Al pisar Venus, Robert Smith abraza de lleno un derroche de admiraciones y asombros, en busca de maravillas nunca antes descritas en la literatura: bosques de cristal, olas petrificadas, seres extraterrestres de cuerpo metálico. Cuando Rosemary Sumner menosprecia en su breve ensayo Two on a tower, parece estar aplicándole al libro la misma condena que se sufre dentro de la trama: una pareja de amantes secretos que estudian las estrellas, los cometas y el tránsito de Venus desde una torre de observación, donde no les importaría pasar una existencia en común aislada y tranquila. Las voces del religioso, del legislador, del arca del patrimonio y del prologuista vienen a interrumpir el perfecto escenario y a señalar sus flaquezas y sus ironías. Lo mismo acosa al astronauta Robert Smith, que experimenta una emoción y una capacidad de maravillarse que comienza a desvanecerse dentro de un régimen ordenado y en los relatos modernos; en El marciano (Andy Weir, 2011), su sucesor Mark Watney diría, a lo sumo, que en Marte hay «un paisaje jodidamente bonito».

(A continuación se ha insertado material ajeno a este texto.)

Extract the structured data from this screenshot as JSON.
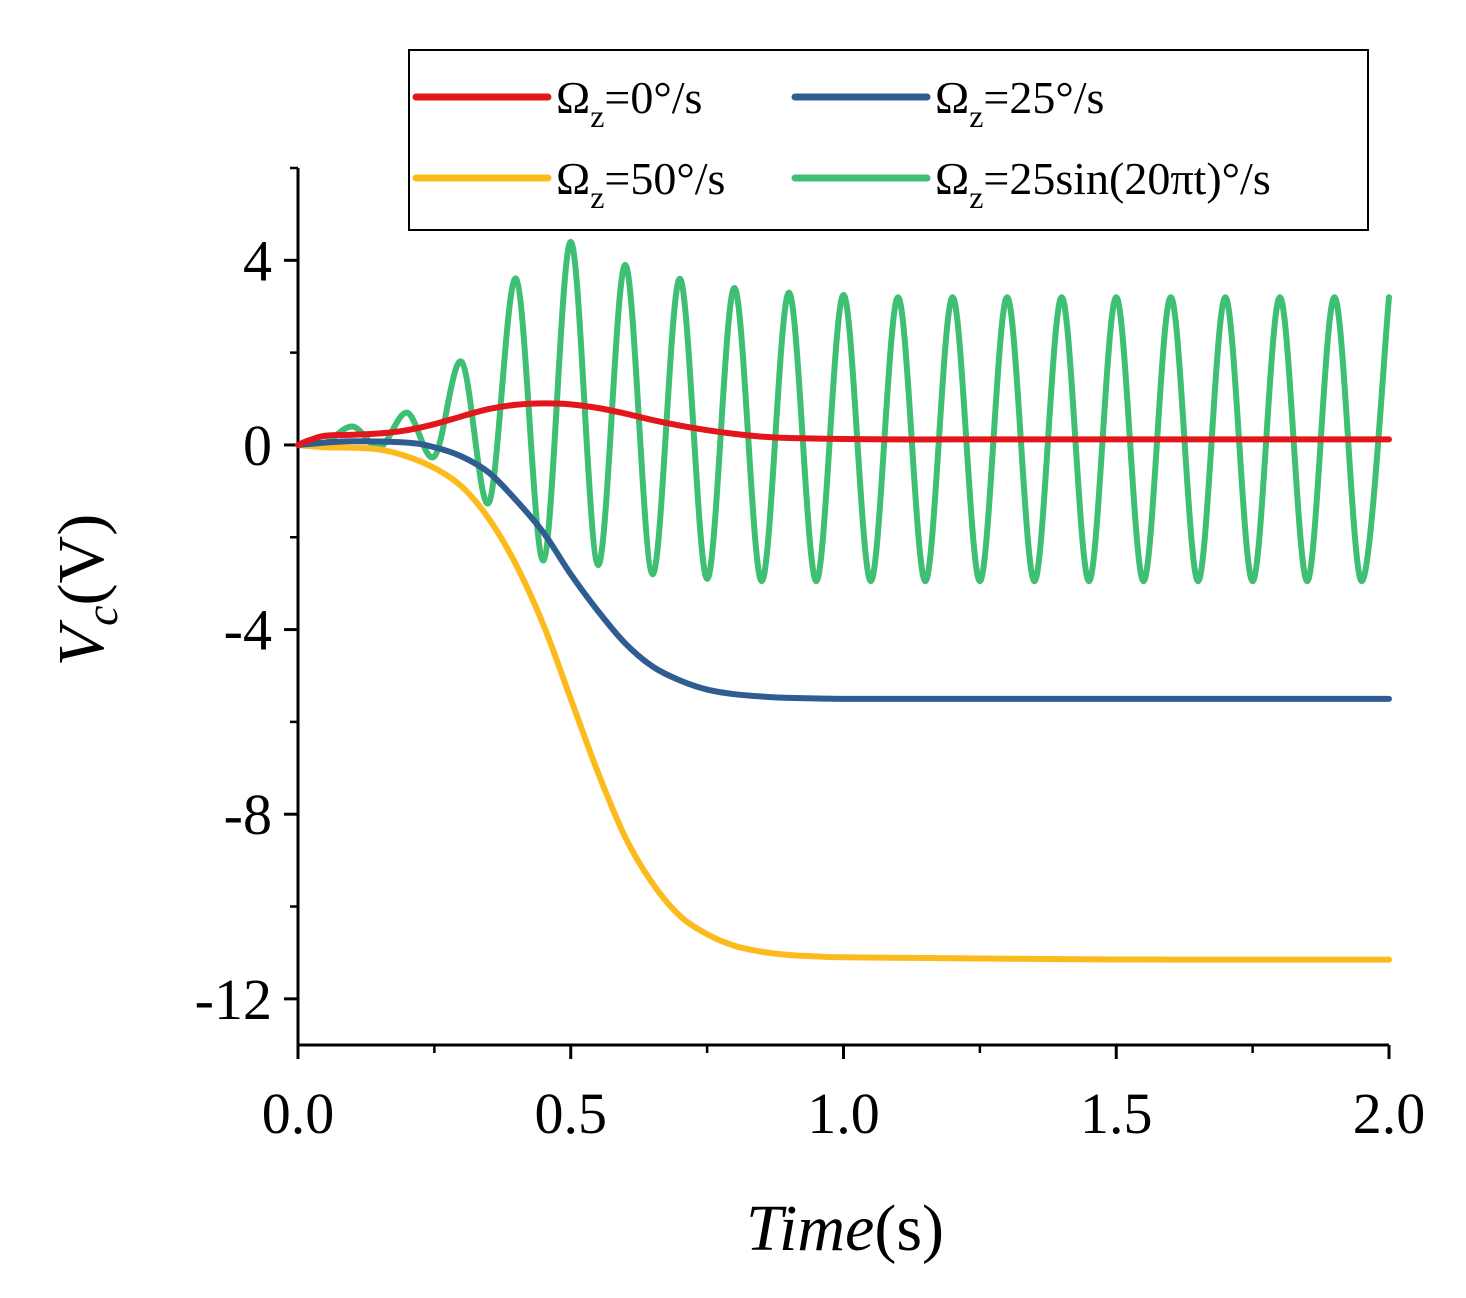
{
  "chart_data": {
    "type": "line",
    "title": "",
    "xlabel": "Time(s)",
    "xlabel_italic": "Time",
    "xlabel_unit": "(s)",
    "ylabel": "Vc(V)",
    "ylabel_main": "V",
    "ylabel_sub": "c",
    "ylabel_unit": "(V)",
    "xlim": [
      0,
      2
    ],
    "ylim": [
      -13,
      6
    ],
    "xticks": [
      0,
      0.5,
      1.0,
      1.5,
      2.0
    ],
    "xtick_labels": [
      "0.0",
      "0.5",
      "1.0",
      "1.5",
      "2.0"
    ],
    "yticks": [
      4,
      0,
      -4,
      -8,
      -12
    ],
    "ytick_labels": [
      "4",
      "0",
      "-4",
      "-8",
      "-12"
    ],
    "grid": false,
    "legend_position": "top-right",
    "series": [
      {
        "name": "Ωz=0°/s",
        "legend_prefix": "Ω",
        "legend_sub": "z",
        "legend_suffix": "=0°/s",
        "color": "#e3161b",
        "x": [
          0,
          0.02,
          0.05,
          0.1,
          0.15,
          0.2,
          0.25,
          0.3,
          0.35,
          0.4,
          0.45,
          0.5,
          0.55,
          0.6,
          0.65,
          0.7,
          0.75,
          0.8,
          0.85,
          0.9,
          1.0,
          1.1,
          1.2,
          1.4,
          1.6,
          1.8,
          2.0
        ],
        "values": [
          0,
          0.1,
          0.2,
          0.22,
          0.25,
          0.32,
          0.45,
          0.62,
          0.78,
          0.87,
          0.9,
          0.88,
          0.8,
          0.68,
          0.54,
          0.42,
          0.32,
          0.24,
          0.18,
          0.15,
          0.13,
          0.12,
          0.12,
          0.12,
          0.12,
          0.12,
          0.12
        ]
      },
      {
        "name": "Ωz=25°/s",
        "legend_prefix": "Ω",
        "legend_sub": "z",
        "legend_suffix": "=25°/s",
        "color": "#2f5d91",
        "x": [
          0,
          0.05,
          0.1,
          0.2,
          0.25,
          0.3,
          0.35,
          0.4,
          0.45,
          0.5,
          0.55,
          0.6,
          0.65,
          0.7,
          0.75,
          0.8,
          0.85,
          0.9,
          1.0,
          1.1,
          1.2,
          1.4,
          1.6,
          1.8,
          2.0
        ],
        "values": [
          0,
          0.05,
          0.08,
          0.05,
          -0.05,
          -0.25,
          -0.6,
          -1.2,
          -1.9,
          -2.8,
          -3.6,
          -4.3,
          -4.8,
          -5.1,
          -5.3,
          -5.4,
          -5.45,
          -5.48,
          -5.5,
          -5.5,
          -5.5,
          -5.5,
          -5.5,
          -5.5,
          -5.5
        ]
      },
      {
        "name": "Ωz=50°/s",
        "legend_prefix": "Ω",
        "legend_sub": "z",
        "legend_suffix": "=50°/s",
        "color": "#fbbb1c",
        "x": [
          0,
          0.05,
          0.1,
          0.15,
          0.2,
          0.25,
          0.3,
          0.35,
          0.4,
          0.45,
          0.5,
          0.55,
          0.6,
          0.65,
          0.7,
          0.75,
          0.8,
          0.85,
          0.9,
          0.95,
          1.0,
          1.2,
          1.4,
          1.6,
          1.8,
          2.0
        ],
        "values": [
          0,
          -0.05,
          -0.06,
          -0.1,
          -0.25,
          -0.5,
          -0.9,
          -1.6,
          -2.6,
          -3.9,
          -5.5,
          -7.1,
          -8.5,
          -9.5,
          -10.2,
          -10.6,
          -10.85,
          -10.98,
          -11.05,
          -11.08,
          -11.1,
          -11.12,
          -11.14,
          -11.15,
          -11.15,
          -11.15
        ]
      },
      {
        "name": "Ωz=25sin(20πt)°/s",
        "legend_prefix": "Ω",
        "legend_sub": "z",
        "legend_suffix": "=25sin(20πt)°/s",
        "color": "#3fbf73",
        "x": [
          0,
          0.05,
          0.1,
          0.15,
          0.2,
          0.25,
          0.3,
          0.35,
          0.4,
          0.45,
          0.5,
          0.55,
          0.6,
          0.65,
          0.7,
          0.75,
          0.8,
          0.85,
          0.9,
          0.95,
          1.0,
          1.05,
          1.1,
          1.15,
          1.2,
          1.25,
          1.3,
          1.35,
          1.4,
          1.45,
          1.5,
          1.55,
          1.6,
          1.65,
          1.7,
          1.75,
          1.8,
          1.85,
          1.9,
          1.95,
          2.0
        ],
        "values": [
          0,
          0.05,
          0.4,
          -0.05,
          0.7,
          -0.25,
          1.8,
          -1.25,
          3.6,
          -2.5,
          4.4,
          -2.6,
          3.9,
          -2.8,
          3.6,
          -2.9,
          3.4,
          -2.95,
          3.3,
          -2.95,
          3.25,
          -2.95,
          3.2,
          -2.95,
          3.2,
          -2.95,
          3.2,
          -2.95,
          3.2,
          -2.95,
          3.2,
          -2.95,
          3.2,
          -2.95,
          3.2,
          -2.95,
          3.2,
          -2.95,
          3.2,
          -2.95,
          3.2
        ]
      }
    ]
  }
}
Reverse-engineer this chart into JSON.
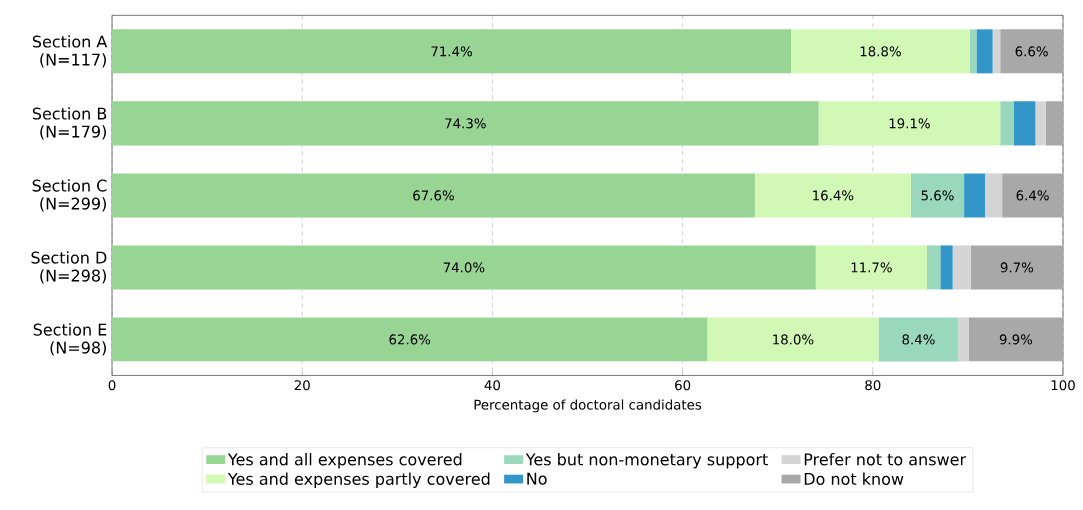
{
  "chart_data": {
    "type": "bar",
    "orientation": "horizontal",
    "stacked": true,
    "categories": [
      "Section A\n(N=117)",
      "Section B\n(N=179)",
      "Section C\n(N=299)",
      "Section D\n(N=298)",
      "Section E\n(N=98)"
    ],
    "xlabel": "Percentage of doctoral candidates",
    "xlim": [
      0,
      100
    ],
    "xticks": [
      0,
      20,
      40,
      60,
      80,
      100
    ],
    "grid": "x",
    "legend": "bottom",
    "series": [
      {
        "name": "Yes and all expenses covered",
        "color": "#98d594",
        "values": [
          71.4,
          74.3,
          67.6,
          74.0,
          62.6
        ],
        "value_labels": [
          "71.4%",
          "74.3%",
          "67.6%",
          "74.0%",
          "62.6%"
        ]
      },
      {
        "name": "Yes and expenses partly covered",
        "color": "#d1f9b5",
        "values": [
          18.8,
          19.1,
          16.4,
          11.7,
          18.0
        ],
        "value_labels": [
          "18.8%",
          "19.1%",
          "16.4%",
          "11.7%",
          "18.0%"
        ]
      },
      {
        "name": "Yes but non-monetary support",
        "color": "#99d8bd",
        "values": [
          0.7,
          1.4,
          5.6,
          1.4,
          8.4
        ],
        "value_labels": [
          null,
          null,
          "5.6%",
          null,
          "8.4%"
        ]
      },
      {
        "name": "No",
        "color": "#3396c8",
        "values": [
          1.7,
          2.3,
          2.2,
          1.3,
          0
        ],
        "value_labels": [
          null,
          null,
          null,
          null,
          null
        ]
      },
      {
        "name": "Prefer not to answer",
        "color": "#d4d4d4",
        "values": [
          0.8,
          1.1,
          1.8,
          1.9,
          1.1
        ],
        "value_labels": [
          null,
          null,
          null,
          null,
          null
        ]
      },
      {
        "name": "Do not know",
        "color": "#a8a8a8",
        "values": [
          6.6,
          1.8,
          6.4,
          9.7,
          9.9
        ],
        "value_labels": [
          "6.6%",
          null,
          "6.4%",
          "9.7%",
          "9.9%"
        ]
      }
    ]
  }
}
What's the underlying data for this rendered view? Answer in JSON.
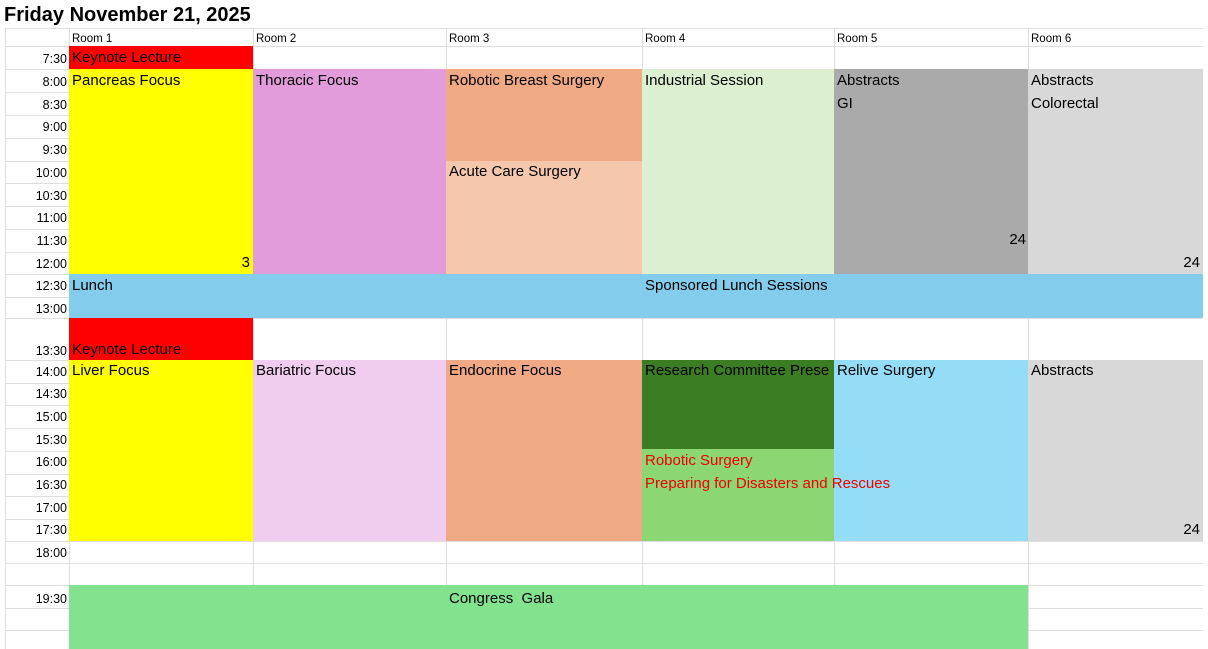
{
  "title": "Friday November 21, 2025",
  "rooms": [
    "Room 1",
    "Room 2",
    "Room 3",
    "Room 4",
    "Room 5",
    "Room 6"
  ],
  "times": [
    "7:30",
    "8:00",
    "8:30",
    "9:00",
    "9:30",
    "10:00",
    "10:30",
    "11:00",
    "11:30",
    "12:00",
    "12:30",
    "13:00",
    "13:30",
    "14:00",
    "14:30",
    "15:00",
    "15:30",
    "16:00",
    "16:30",
    "17:00",
    "17:30",
    "18:00",
    "19:30"
  ],
  "sessions": {
    "keynote_am": "Keynote Lecture",
    "pancreas": "Pancreas Focus",
    "pancreas_count": "3",
    "thoracic": "Thoracic Focus",
    "robotic_breast": "Robotic Breast Surgery",
    "acute_care": "Acute Care Surgery",
    "industrial": "Industrial Session",
    "abstracts_gi": "Abstracts",
    "gi": "GI",
    "abstracts_gi_count": "24",
    "abstracts_colorectal": "Abstracts",
    "colorectal": "Colorectal",
    "abstracts_colorectal_count": "24",
    "lunch": "Lunch",
    "sponsored_lunch": "Sponsored Lunch Sessions",
    "keynote_pm": "Keynote Lecture",
    "liver": "Liver Focus",
    "bariatric": "Bariatric Focus",
    "endocrine": "Endocrine Focus",
    "research_committee": "Research Committee Prese",
    "robotic_surgery": "Robotic Surgery",
    "disasters": "Preparing for Disasters and Rescues",
    "relive": "Relive Surgery",
    "abstracts_pm": "Abstracts",
    "abstracts_pm_count": "24",
    "gala": "Congress  Gala"
  },
  "colors": {
    "keynote": "#ff0000",
    "focus_yellow": "#ffff00",
    "thoracic": "#e29cdc",
    "salmon": "#f0a985",
    "peach": "#f5c8ad",
    "industrial": "#dcf0d1",
    "abstracts_dark": "#aaaaaa",
    "abstracts_light": "#d8d8d8",
    "lunch_blue": "#83cceb",
    "bariatric": "#f0cdee",
    "research_green": "#3a7d22",
    "robotic_green": "#8dd674",
    "relive_blue": "#95dcf6",
    "gala_green": "#82e28e",
    "red_text": "#ee0000"
  }
}
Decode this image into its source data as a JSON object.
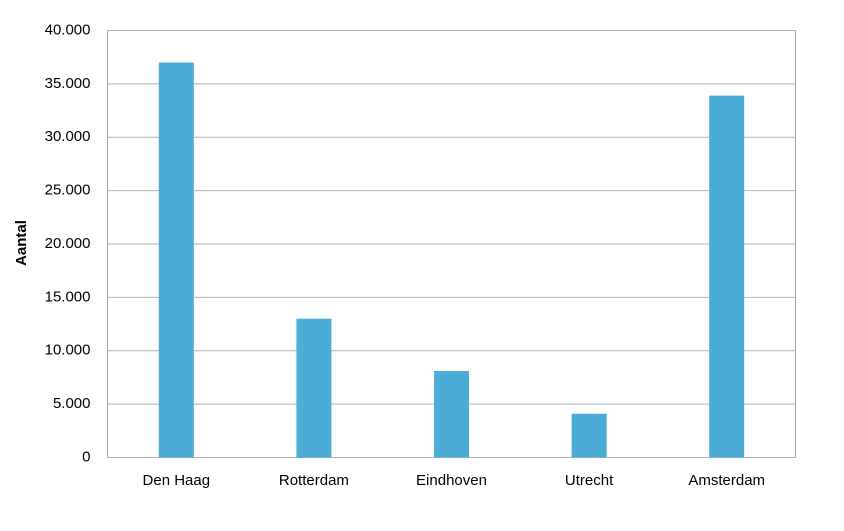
{
  "chart_data": {
    "type": "bar",
    "y_label": "Aantal",
    "categories": [
      "Den Haag",
      "Rotterdam",
      "Eindhoven",
      "Utrecht",
      "Amsterdam"
    ],
    "values": [
      37000,
      13000,
      8100,
      4100,
      33900
    ],
    "color": "#4bacd6",
    "ylim": [
      0,
      40000
    ],
    "yticks": [
      0,
      {
        "value": 5000,
        "label": "5.000"
      },
      {
        "value": 10000,
        "label": "10.000"
      },
      {
        "value": 15000,
        "label": "15.000"
      },
      {
        "value": 20000,
        "label": "20.000"
      },
      {
        "value": 25000,
        "label": "25.000"
      },
      {
        "value": 30000,
        "label": "30.000"
      },
      {
        "value": 35000,
        "label": "35.000"
      },
      {
        "value": 40000,
        "label": "40.000"
      }
    ],
    "grid": true
  }
}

El régimen nacional y racional vuelve a superponer su rostro a la faz de todas las estrellas visibles, colocando la palma sobre la lente del telescopio de un par de simples enamorados del cielo (podrían ser Smith y el lector, paseando juntos por la superficie de Venus). La fantasía cósmica deriva entonces hacia la fábula moral propia de H. G. Wells, a quien Lem admiraba, y Astronautas queda como un tratado de los diferentes estilos posibles en la literatura de ciencia ficción, montados como una torreta de piezas infantiles que cada cual podría alterar según sus preferencias. Como recalca el prologuista de esta edición, Jerzy Jarzębski, ésta no es la combinación favorita de Lem, lo cual no quita que las piezas posean brillo por sí mismas y que el lector pueda soñar con cambiar los vericuetos de la novela, o del destino de unos personajes, o de un régimen político, o de planetas que se suponía que nunca podríamos pisar. Por suerte, algunos como Stanisław Lem esperaron a que el eclipse pasase antes de seguir soñando.